One of the most powerful symbols of the Catholic faith in Ireland is the Penal Cross.

While certain subversive voices will craft their own hysterical tales of Catholic history on this island, the actual history can be felt in the dead of night listening to the waves crash on Skellig Michael, it can be tasted in the dry toast and salt and pepper water in Lough Derg and it can be found in the lonely and remote Mass rocks where our ancestors sought the sacraments at risk of death of slavery.

It can also be found, as can the simple beauty of our faith, in the witness given by the Penal Cross.

From the 1600s to the 1800s, the Penal Laws criminalised the Catholic faith, leading to priests being hunted down and hanged, worshippers being killed and enslaved and Catholics in general being barred from participating meaningfully in public life. They could not build churches or be educated. The persecution of the Catholic faith and the sufferings of the Irish people are intertwined inextricably and anyone who says otherwise is not being honest.

The Penal Cross was a cross that would be wrapped around the faithful’s wrist so that they could pray covertly.

If we are to take one high quality one that remains in existence today, there is the Penal Cross that is currently residing in the National Museum after being donated from Galway. This Cross reveals the typical nature of these crosses.

It contains a crude drawing of Our Lord, the inscriptions of IHS and INRI and also a crude and humorous carving at the bottom of a bird above a pot and the carving of lashes.

The story goes that Judas got home after betraying Jesus and asked his wife for a rope so that he may hang himself, as he knew that Jesus was to return from the dead on the third day.
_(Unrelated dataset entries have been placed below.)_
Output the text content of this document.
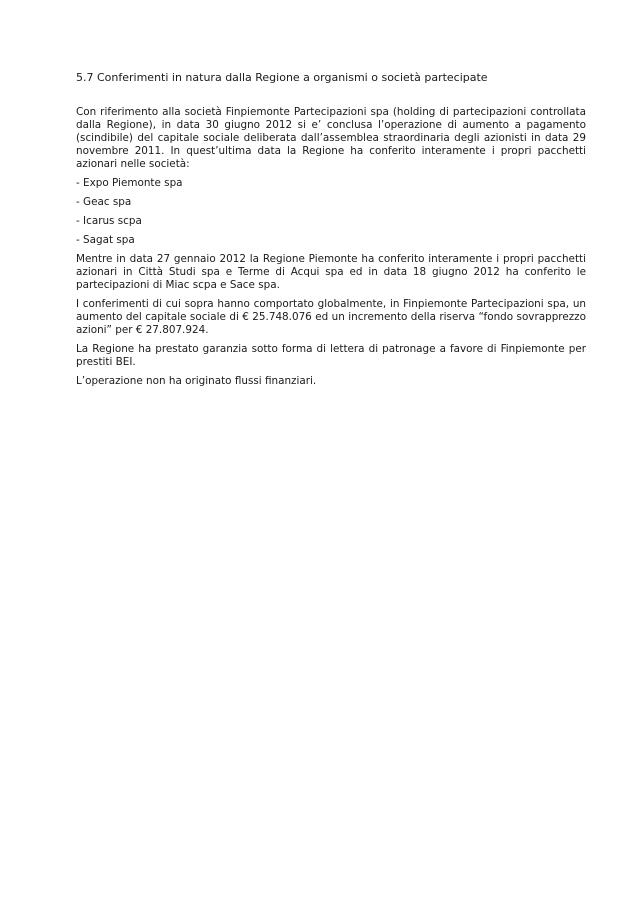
5.7 Conferimenti in natura dalla Regione a organismi o società partecipate
Con riferimento alla società Finpiemonte Partecipazioni spa (holding di partecipazioni controllata dalla Regione), in data 30 giugno 2012 si e’ conclusa l’operazione di aumento a pagamento (scindibile) del capitale sociale deliberata dall’assemblea straordinaria degli azionisti in data 29 novembre 2011. In quest’ultima data la Regione ha conferito interamente i propri pacchetti azionari nelle società:
- Expo Piemonte spa
- Geac spa
- Icarus scpa
- Sagat spa
Mentre in data 27 gennaio 2012 la Regione Piemonte ha conferito interamente i propri pacchetti azionari in Città Studi spa e Terme di Acqui spa ed in data 18 giugno 2012 ha conferito le partecipazioni di Miac scpa e Sace spa.
I conferimenti di cui sopra hanno comportato globalmente, in Finpiemonte Partecipazioni spa, un aumento del capitale sociale di € 25.748.076 ed un incremento della riserva “fondo sovrapprezzo azioni” per € 27.807.924.
La Regione ha prestato garanzia sotto forma di lettera di patronage a favore di Finpiemonte per prestiti BEI.
L’operazione non ha originato flussi finanziari.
His wife, dismissing this, drew his attention to the cock that she was cooking in a pot. She told Judas that Jesus had as much chance of returning from the dead as the cock had of coming back to life from the pot that she was cooking him in.

No sooner had she spoken the words than the cock flew out of the pot and crowed, sending Judas into despair.

There are other variations of this story but the core is the same, the cock was representative, to a primarily rural and peasant people, of the simplicity and majesty of Christ’s resurrection from the dead. There is a touch of humour about it and a touch of defiance, for a people who faced death, slavery and imprisonment for practising their faith, there was a real sense of the thrill of perseverance in this story.

Take a trip to any of the remains of old Irish monasteries, at Mellifont at Bective and elsewhere, and see the remains of a church that was gutted. Take a trip to the head of Saint Oliver Plunkett. Take a trip to the stolen cathedrals like Christchurch.

In those places you will see a church that was dead, a faith cooking in the pot. Much like our church today you could say.

Then take a journey to any town centre in Ireland today and see the churches, the statues of Our Lady, the streets, schools and GAA clubs named after priests, nuns and saints. And there you will see a church that like Our Lord, found its way out of the grave.

The church in Ireland today feels much like the stone is being rolled in front of our tomb once more, but we would be as naive as the wife of Judas if we were to think that we will not fly out of the pot.